Secrets live in ~/.alexandria/secrets/*.enc, AES-256-GCM encrypted with a key derived from the OS keyring (primary), env var (headless fallback), or TTY prompt (last resort). Rotation keeps a 7-day backup of the old value. Revocation wipes the file and disables dependent adapters. Every log line is passed through a redactor that catches exact-match secret values. An audit log records every rotate/reveal/revoke.

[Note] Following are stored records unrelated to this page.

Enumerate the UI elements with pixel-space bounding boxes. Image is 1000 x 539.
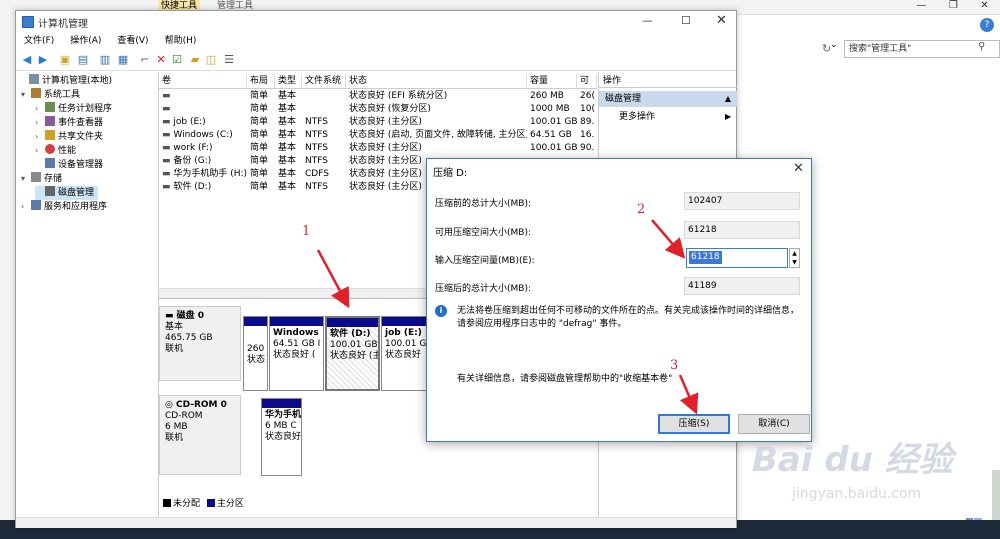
annotation-arrow-2: [651, 219, 686, 259]
watermark-logo: Bai du 经验: [752, 440, 953, 480]
watermark-url: jingyan.baidu.com: [792, 486, 922, 502]
annotation-number-1: 1: [302, 224, 311, 239]
watermark: Bai du 经验 jingyan.baidu.com: [752, 432, 992, 512]
annotation-arrow-1: [316, 249, 350, 309]
annotation-arrow-3: [678, 374, 699, 415]
annotation-number-2: 2: [637, 202, 646, 217]
annotation-number-3: 3: [670, 358, 679, 373]
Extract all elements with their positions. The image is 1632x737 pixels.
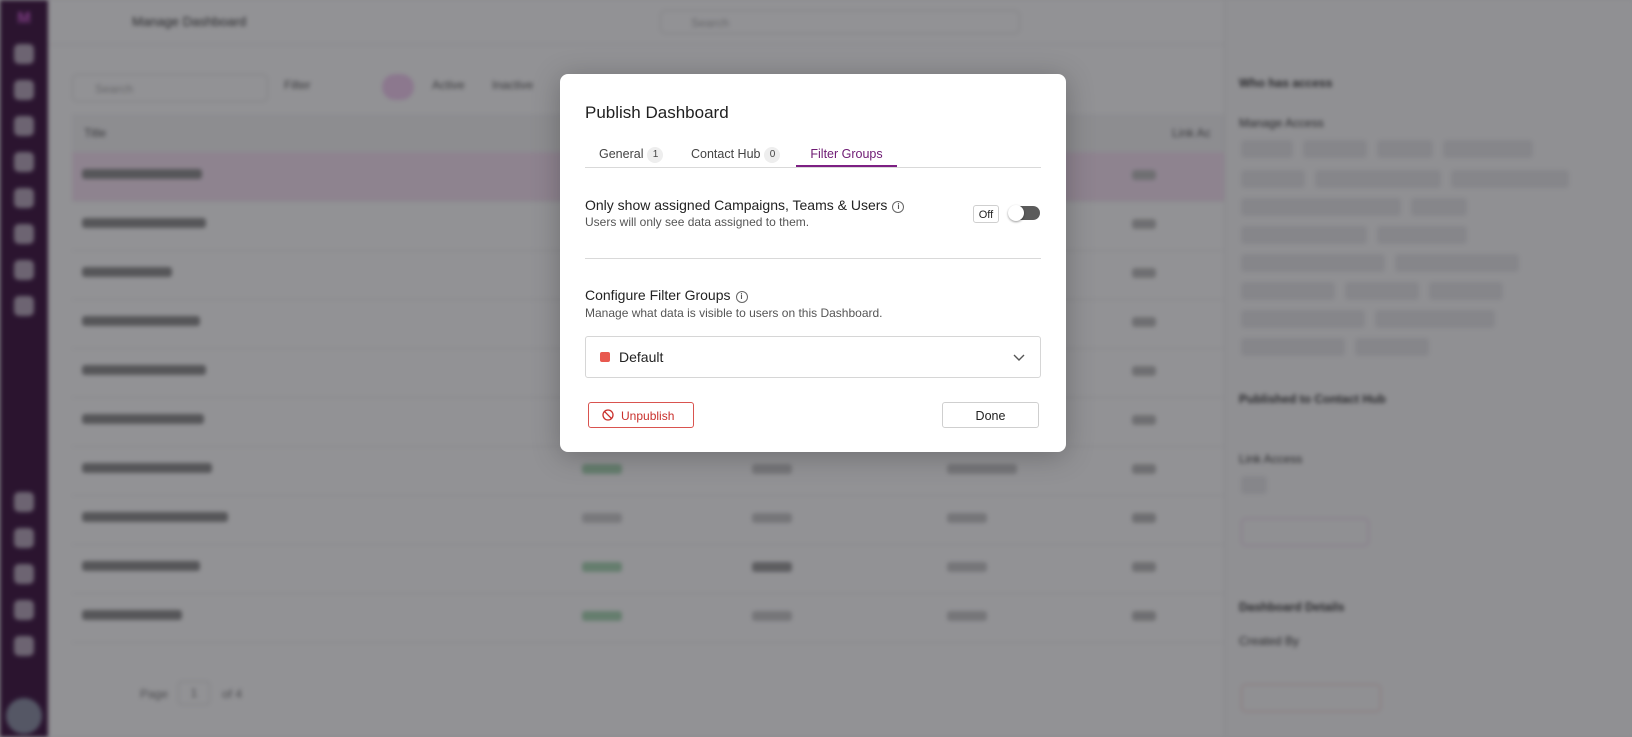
- assigned-only-toggle[interactable]: [1008, 205, 1040, 221]
- filter-group-selected-value: Default: [619, 349, 664, 365]
- done-button[interactable]: Done: [942, 402, 1039, 428]
- filter-groups-section: Configure Filter Groups i: [585, 287, 748, 303]
- section-divider: [585, 258, 1041, 259]
- filter-groups-description: Manage what data is visible to users on …: [585, 306, 883, 320]
- toggle-state-label: Off: [973, 205, 999, 223]
- filter-group-color-swatch: [600, 352, 610, 362]
- tab-filter-groups-label: Filter Groups: [810, 147, 883, 161]
- unpublish-label: Unpublish: [621, 409, 675, 423]
- tab-filter-groups[interactable]: Filter Groups: [796, 140, 897, 167]
- tab-contact-hub-label: Contact Hub: [691, 147, 761, 161]
- assigned-only-description: Users will only see data assigned to the…: [585, 215, 810, 229]
- filter-group-select[interactable]: Default: [585, 336, 1041, 378]
- chevron-down-icon: [1013, 354, 1025, 361]
- ban-icon: [602, 409, 614, 421]
- toggle-knob: [1008, 205, 1024, 221]
- unpublish-button[interactable]: Unpublish: [588, 402, 694, 428]
- tab-general-label: General: [599, 147, 644, 161]
- info-icon[interactable]: i: [735, 291, 748, 303]
- tab-contact-hub[interactable]: Contact Hub 0: [691, 140, 781, 167]
- info-icon[interactable]: i: [892, 201, 905, 213]
- filter-groups-title: Configure Filter Groups: [585, 287, 731, 303]
- modal-title: Publish Dashboard: [585, 103, 729, 122]
- publish-dashboard-modal: Publish Dashboard General 1 Contact Hub 0 …: [560, 74, 1066, 452]
- assigned-only-section: Only show assigned Campaigns, Teams & Us…: [585, 197, 905, 213]
- tab-general[interactable]: General 1: [599, 140, 664, 167]
- tab-general-count: 1: [647, 147, 664, 163]
- tab-contact-hub-count: 0: [764, 147, 781, 163]
- assigned-only-title: Only show assigned Campaigns, Teams & Us…: [585, 197, 888, 213]
- modal-tabs: General 1 Contact Hub 0 Filter Groups: [585, 140, 1041, 168]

Hooks are installed into client-specific settings files with a _alexandria_managed marker for safe uninstall. The registered command is alexandria capture conversation --detach, which spawns a background subprocess and returns in <50ms — Claude Code never waits on mining. Concurrent captures are serialized by session via SQLite and by workspace via the same file lock from 16_operations_and_reliability.md. Stale hooks, missing binaries, and client version drift are detected by alexandria hooks verify.

Every trust-boundary failure mode the mlops-engineer and ai-engineer flagged has a named mechanism and a CLI command to inspect it.